А о. Аввакум — расчихался, рассморкался и — плюнул. Я помню взгляд изумления вахтенного офицера, брошенный на него, потом на меня. Он сделал такое же усилие над собой, чтоб воздержаться от какого-нибудь замечания, как я — от смеха. ‘Как жаль, что он — не матрос!’ — шепнул он мне потом, когда отец Аввакум отвернулся. Долго помнил эту минуту офицер, а я долго веселился ею.
В другой раз, где-то в поясах сплошного лета, при безветрии, мы прохаживались с отцом Аввакумом все по тем же шканцам. Вдруг ему вздумалось взобраться по трехступенной лесенке на площадку, с которой обыкновенно, стоя, командует вахтенный офицер. Отец Аввакум обозрел море и потом, обернувшись спиной к нему, вдруг… сел на эту самую площадку ‘отдохнуть’, как он говаривал.
Опять скандал!

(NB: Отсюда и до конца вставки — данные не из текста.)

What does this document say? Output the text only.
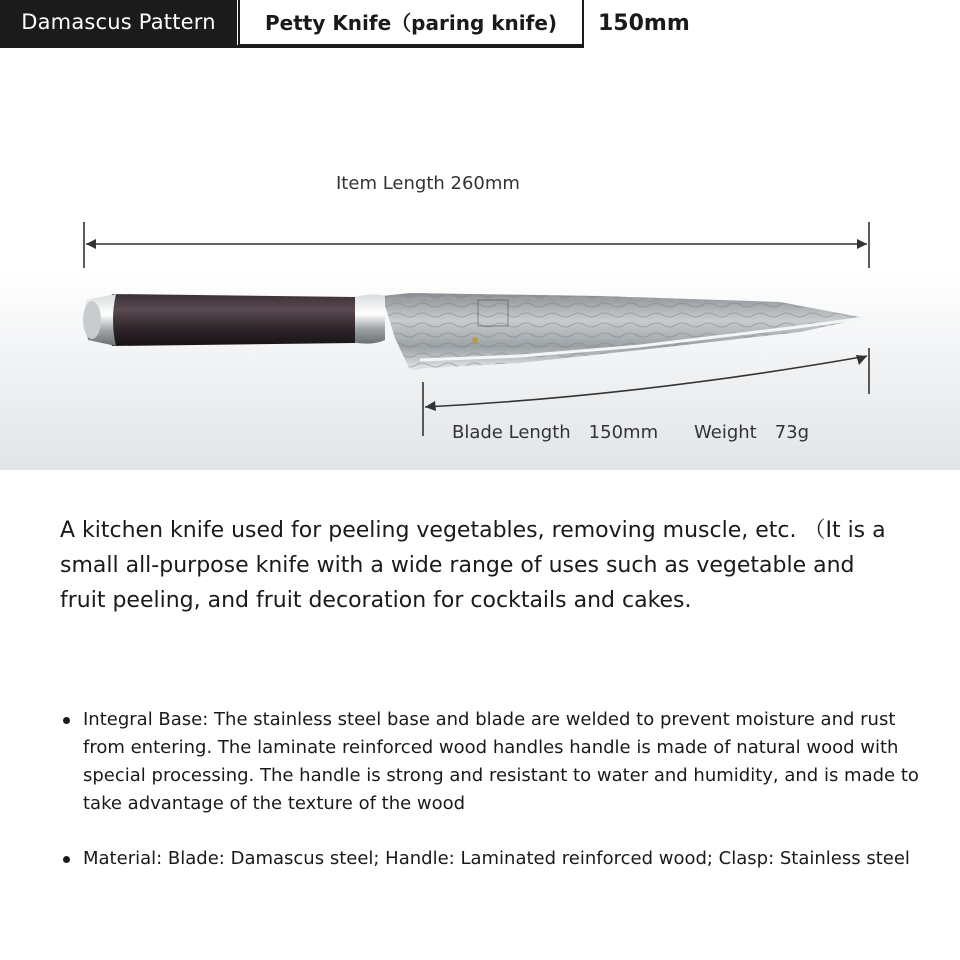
Damascus Pattern	Petty Knife（paring knife)	150mm
Item Length 260mm
Blade Length　150mm Weight　73g

A kitchen knife used for peeling vegetables, removing muscle, etc. （It is a small all-purpose knife with a wide range of uses such as vegetable and fruit peeling, and fruit decoration for cocktails and cakes.

Integral Base: The stainless steel base and blade are welded to prevent moisture and rust from entering. The laminate reinforced wood handles handle is made of natural wood with special processing. The handle is strong and resistant to water and humidity, and is made to take advantage of the texture of the wood
Material: Blade: Damascus steel; Handle: Laminated reinforced wood; Clasp: Stainless steel
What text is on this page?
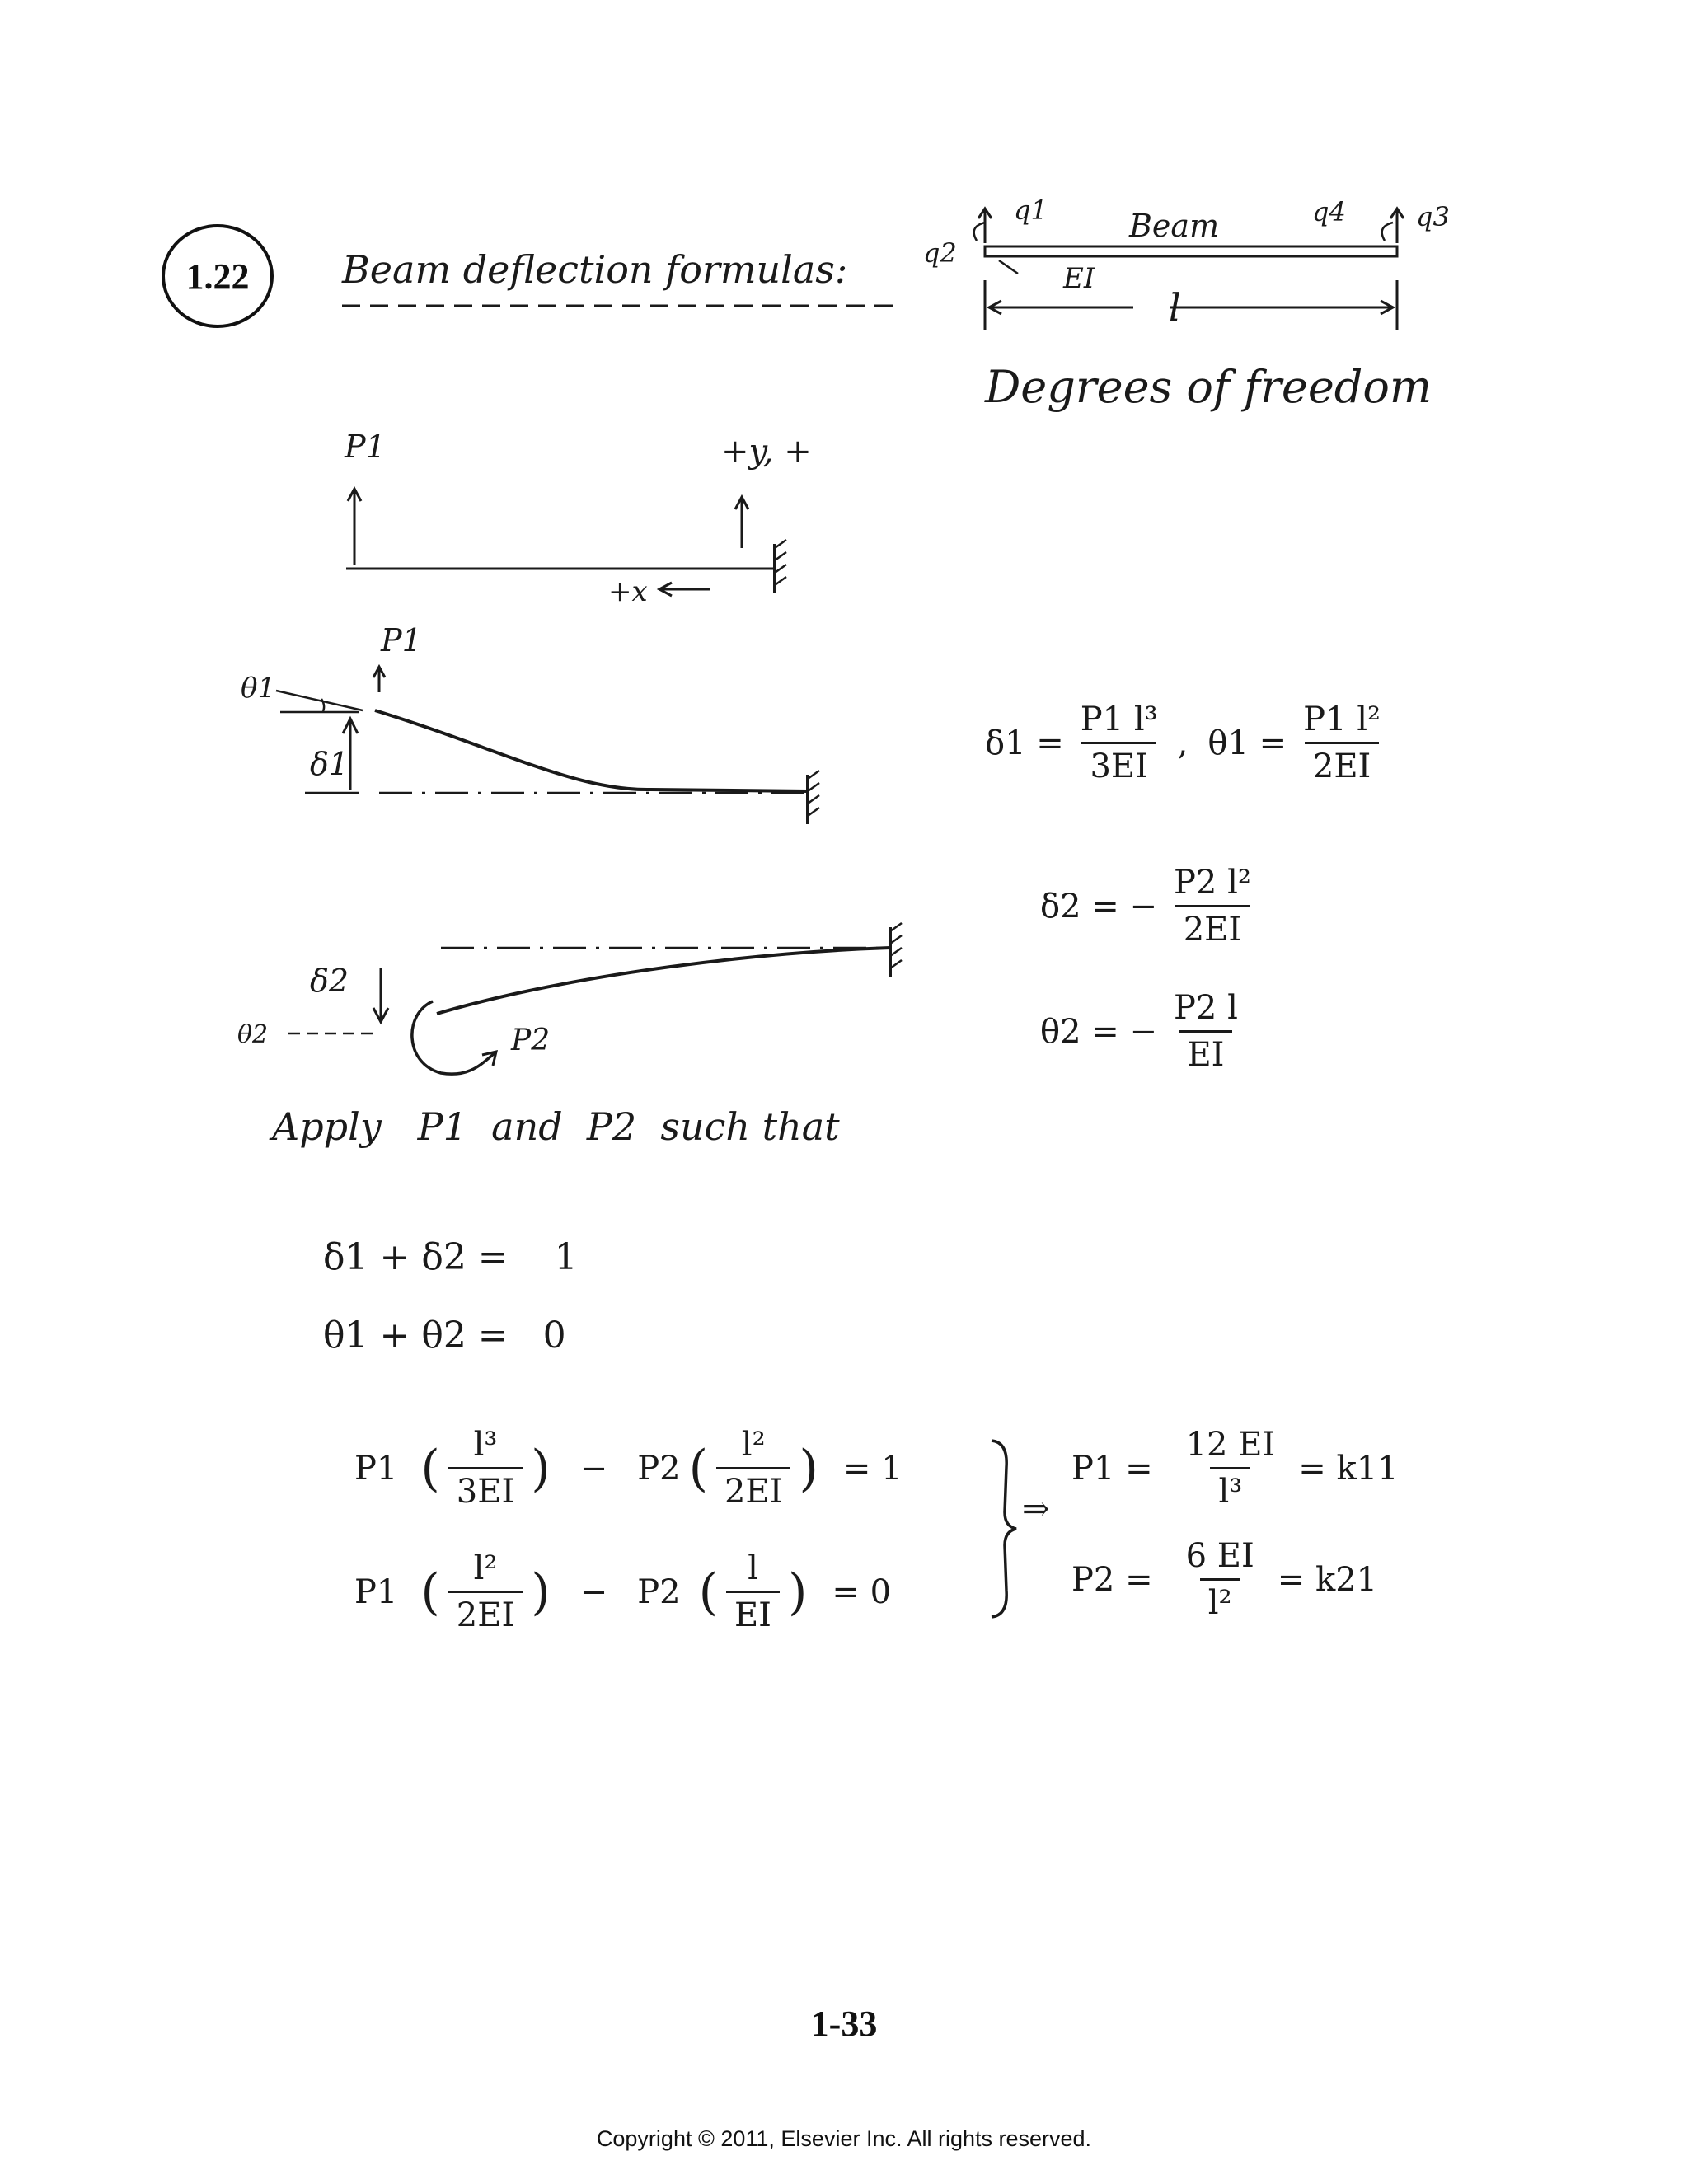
1.22 Beam deflection formulas:
q1
q2
Beam	q4	q3
EI
l
Degrees of freedom
P1	+y, +
+x
P1
θ1
δ1
$\delta 1 = \frac{\text{P1 l³}}{3EI}$ , $\theta 1 = \frac{\text{P1 l²}}{2EI}$
δ2
θ2	P2
δ2 = − $\frac{\text{P2 l²}}{2EI}$
θ2 = − $\frac{P2 l}{EI}$
Apply   P1  and  P2  such that
δ1 + δ2 =    1
θ1 + θ2 =   0
P1 ( $\frac{\text{l³}}{3EI}$ ) − P2 ( $\frac{\text{l²}}{2EI}$ ) = 1
P1 ( $\frac{\text{l²}}{2EI}$ ) − P2 ( $\frac{l}{EI}$ ) = 0
⇒
$P1 = \frac{12 EI}{\text{l³}} = k11$
$P2 = \frac{6 EI}{\text{l²}} = k21$
1-33
Copyright © 2011, Elsevier Inc. All rights reserved.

Капитана наверху не было — и вахтенный офицер смотрел на архимандрита — как будто хотел его съесть, но не решался заметить, что на шканцах сидеть нельзя. Это, конечно, знал и сам отец Аввакум, но по рассеянности забыл, не приписывая этому никакой существенной важности. Другие, кто тут был, улыбались — и тоже ничего не говорили. А сам он не догадывался и, ‘отдохнув’, стал опять ходить.
При кротости этого характера и невозмутимо-покойном созерцательном уме он нелегко поддавался тревогам. Преследование на море врагов нами или погоня врагов за нами казались ему больше фантазиею адмирала, капитана и офицеров. Он равнодушно глядел на все военные приготовления и продолжал, лежа или сидя на постели у себя в каюте, читать книгу. Ходил он в обычное время гулять для моциона и воздуха наверх, не высматривая неприятеля, в которого не верил.

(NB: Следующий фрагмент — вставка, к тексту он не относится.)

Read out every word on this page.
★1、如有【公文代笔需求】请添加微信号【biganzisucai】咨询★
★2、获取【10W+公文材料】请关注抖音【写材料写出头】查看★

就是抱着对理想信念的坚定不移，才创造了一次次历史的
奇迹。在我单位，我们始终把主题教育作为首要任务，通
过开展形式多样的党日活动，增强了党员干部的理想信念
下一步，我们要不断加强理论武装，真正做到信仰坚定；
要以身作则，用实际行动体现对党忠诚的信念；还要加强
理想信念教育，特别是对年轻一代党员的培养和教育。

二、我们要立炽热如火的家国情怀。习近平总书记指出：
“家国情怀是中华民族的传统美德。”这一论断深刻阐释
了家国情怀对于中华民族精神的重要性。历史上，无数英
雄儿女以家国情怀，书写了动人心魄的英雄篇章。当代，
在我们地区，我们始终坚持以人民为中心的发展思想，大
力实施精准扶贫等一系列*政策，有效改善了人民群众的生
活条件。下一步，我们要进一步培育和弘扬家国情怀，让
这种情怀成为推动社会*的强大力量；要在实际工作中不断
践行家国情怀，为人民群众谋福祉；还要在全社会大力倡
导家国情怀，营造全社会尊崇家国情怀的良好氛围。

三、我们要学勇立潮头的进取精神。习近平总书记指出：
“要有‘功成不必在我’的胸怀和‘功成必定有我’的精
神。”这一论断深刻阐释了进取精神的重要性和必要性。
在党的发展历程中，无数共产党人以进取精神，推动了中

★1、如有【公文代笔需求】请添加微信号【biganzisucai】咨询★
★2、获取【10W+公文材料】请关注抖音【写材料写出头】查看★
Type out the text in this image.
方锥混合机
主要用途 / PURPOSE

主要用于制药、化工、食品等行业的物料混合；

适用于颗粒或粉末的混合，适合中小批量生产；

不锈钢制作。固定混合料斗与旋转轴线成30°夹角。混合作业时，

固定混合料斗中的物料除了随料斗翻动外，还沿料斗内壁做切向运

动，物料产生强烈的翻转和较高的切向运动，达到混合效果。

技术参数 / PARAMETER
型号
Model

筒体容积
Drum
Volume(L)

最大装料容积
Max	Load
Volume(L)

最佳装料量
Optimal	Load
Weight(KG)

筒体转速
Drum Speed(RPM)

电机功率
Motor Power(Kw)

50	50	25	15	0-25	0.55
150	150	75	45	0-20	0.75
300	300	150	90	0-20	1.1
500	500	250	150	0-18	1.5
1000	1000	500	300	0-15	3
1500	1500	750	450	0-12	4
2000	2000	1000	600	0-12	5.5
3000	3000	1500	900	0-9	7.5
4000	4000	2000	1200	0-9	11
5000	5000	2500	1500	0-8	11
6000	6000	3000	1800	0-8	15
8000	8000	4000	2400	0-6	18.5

Вдруг однажды раздался крик: ‘Пароход идет! Дым виден!’
Поднялась суматоха. ‘Пошел по орудиям!’ — скомандовал офицер. Все высыпали наверх. Кто-то позвал и отца Аввакума. Он неторопливо, как всегда, вышел и равнодушно смотрел, куда все направили зрительные трубы и в напряженном молчании ждали, что окажется.
Скоро все успокоились: это оказался не пароход, а китоловное судно, поймавшее кита и вытапливавшее из него жир. От этого и дым. Неприятель все не показывался. ‘Бегает нечестивый, ни единому же ему гонящу!’ — слышу я голос сзади себя.
Это отец Аввакум выразил так свой скептический взгляд на ожидаемую встречу с врагами. Я засмеялся, и он тоже. ‘Да право так!’ — заметил он, спускаясь неторопливо опять в каюту.

VI

Но как все страшное и опасное, испытываемое многими плавателями, а также испытанное и нами в плавании до Японии, кажется бледно и ничтожно в сравнении с тем, что привелось испытать моим спутникам в Японии! Все, что произошло там, представляет ряд страшных, и опасных, и гибельных вместе — не минут, не часов, а дней и ночей.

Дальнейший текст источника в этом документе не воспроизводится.